As part of the European Union, UK designers benefit from the unregistered Community design (UCD) right, which protects designs that are first showcased (or disclosed, as the official term) in EU territory for three years. Leaving the European Union then means that the UK would not be protected by the UCD. This is discouraging not only for UK-based designers, as well as for international designers looking to launch their career in the UK, as they would need to take extra steps to protect their designs. For example, a designer launching their collection in the LFW would not have the same unregistered right as a designer launching their collection in Paris Fashion Week within the EU 27. Potentially it would be smaller or growing designers, and Graduate Fashion week in particular, which exhibits the works of mostly younger designers in the beginning of their career, with fewer resources to protect their work, which would feel the biggest weights of this shift. It could also act as an offset for international and EU students to study fashion design in the UK, as the costs of launching their designs here would be higher (consider international student fees) for fewer benefits. Or indeed to decide to launch their businesses here.
This does not mean that there will be no other ways to protect or claims IP rights. Dids Macdonald urges brands to protect their material and their creations, especially with the uncertainty of Brexit: “Brexit-proof your designs – deal or no deal. Register if possible because when the UK leaves the EU, It will no longer be possible for UK designers, whose designs are first exhibited in the UK, to claim the EU unregistered design right protection in the other 27 member states of the EU. This is because in order for the EU right to come into being in the first place, this first publication / exhibiting must have taken place in a EU member state. As from 1 April 2019 the UK will not be a EU member state. But this doesn’t mean we cannot strengthen our EU relations! All within the fashion sector should becoming ‘IP savvy!’, know the IP laws that protect your creations, create a practical and proactive IP strategy. Basically, if you don’t want people to copy you say so. There is no better place than your website and marketing material. Knowledge gives strength. Designers need to value their creative talent and capacity to innovate.”
Another solution would be to protect designs individually in the each country.

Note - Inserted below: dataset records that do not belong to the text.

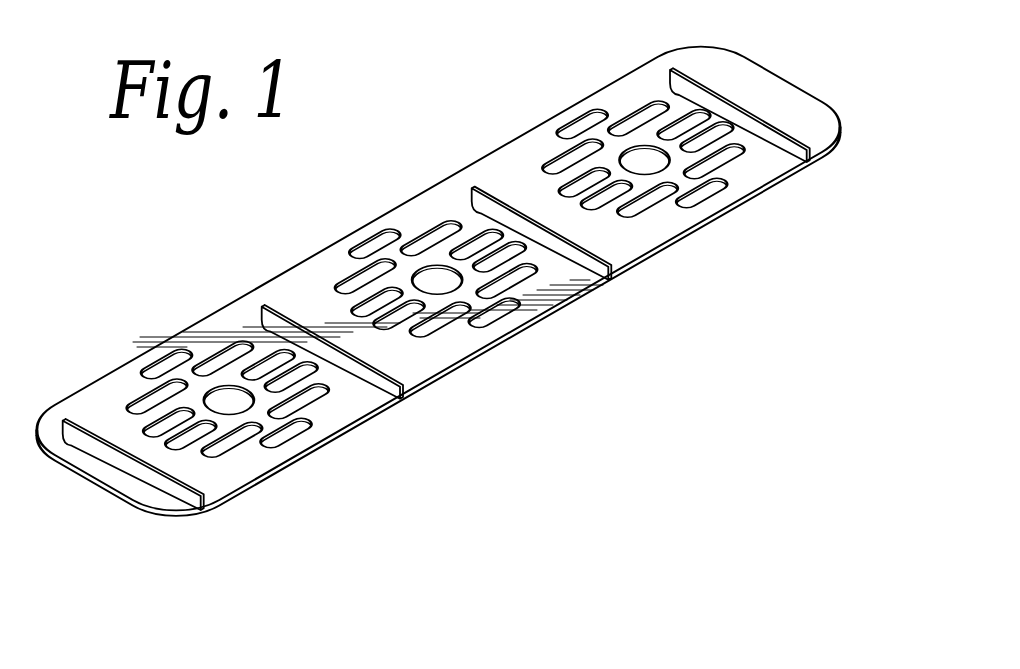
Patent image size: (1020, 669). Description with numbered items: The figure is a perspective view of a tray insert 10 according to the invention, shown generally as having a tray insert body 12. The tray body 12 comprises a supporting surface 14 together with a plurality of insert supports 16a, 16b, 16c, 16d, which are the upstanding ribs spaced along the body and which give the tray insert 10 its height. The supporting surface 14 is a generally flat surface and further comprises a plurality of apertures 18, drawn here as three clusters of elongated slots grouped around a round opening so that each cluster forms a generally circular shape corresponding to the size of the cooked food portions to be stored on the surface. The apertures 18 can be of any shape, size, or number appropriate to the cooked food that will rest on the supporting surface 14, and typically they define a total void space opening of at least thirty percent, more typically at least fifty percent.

The tray insert 10 is at (137, 250).
The tray insert body 12 is at (457, 172).
The supporting surface 14 is at (532, 194).
The insert support 16a is at (162, 488).
The insert support 16b is at (350, 368).
The insert support 16c is at (565, 248).
The insert support 16d is at (773, 140).
The apertures 18 is at (583, 127).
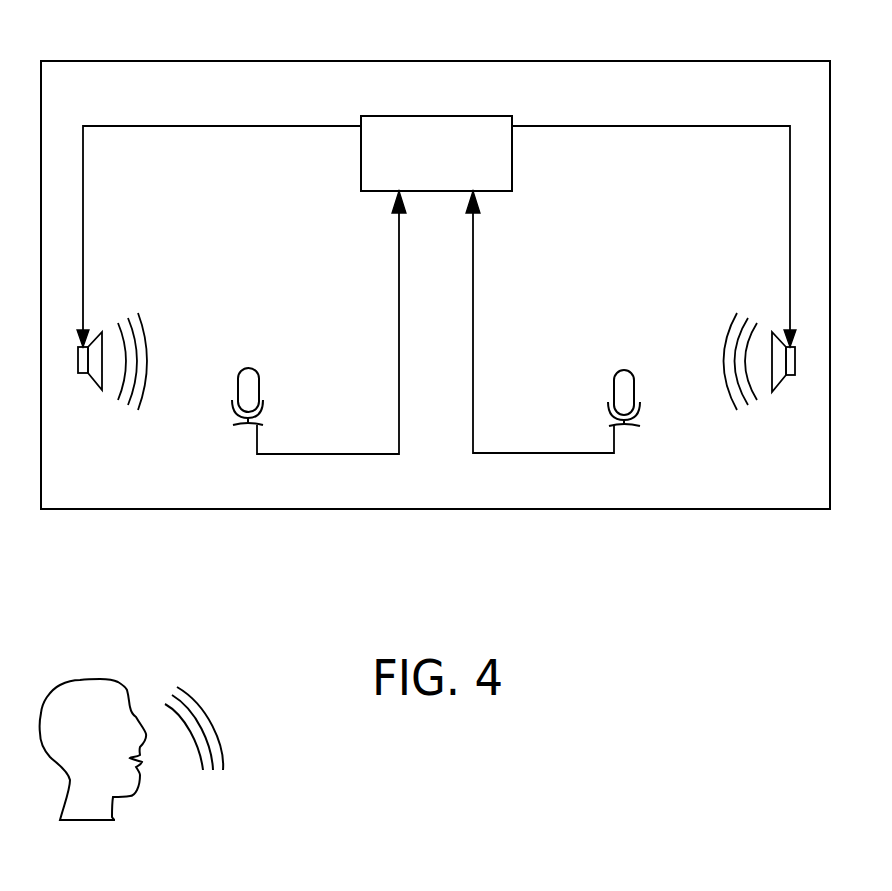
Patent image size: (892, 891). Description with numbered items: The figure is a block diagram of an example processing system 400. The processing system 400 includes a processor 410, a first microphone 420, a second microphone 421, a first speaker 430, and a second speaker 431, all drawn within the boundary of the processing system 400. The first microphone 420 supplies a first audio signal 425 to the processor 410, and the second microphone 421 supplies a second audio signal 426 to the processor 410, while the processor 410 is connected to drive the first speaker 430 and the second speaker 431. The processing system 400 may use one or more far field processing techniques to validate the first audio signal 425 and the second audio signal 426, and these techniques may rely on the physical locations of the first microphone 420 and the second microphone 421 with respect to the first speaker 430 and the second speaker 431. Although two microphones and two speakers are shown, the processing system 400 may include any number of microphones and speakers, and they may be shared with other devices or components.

The processing system 400 is at (197, 61).
The processor 410 is at (436, 153).
The first microphone 420 is at (247, 368).
The second microphone 421 is at (627, 370).
The first audio signal 425 is at (399, 273).
The second audio signal 426 is at (473, 268).
The first speaker 430 is at (83, 373).
The second speaker 431 is at (789, 375).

Those who would most benefit from these are brands which either produce and/ or sell their clothes in many different countries, as it would make it easier to transport the different parts of the garments across boarders, but also to set prices in each country. Again, though, this is more relevant to bigger companies – i.e. it is a tactic used by Apple – that would not be so vulnerable in the first place, as well as being very expensive. The high cost means that this solution may not even be an option for smaller businesses.
The uncertainty of what will happen with IP in the UK post-Brexit is probably the biggest worry. But the biggest take-home from the panel was to be active in seeking information about rights and about how to protect your creations. Following Dids’ advice, Brexit-proofing your designs is the best solution so as to not to be caught be surprise by the outcome, which, considering the current situation in Parliament, is impossible to predict.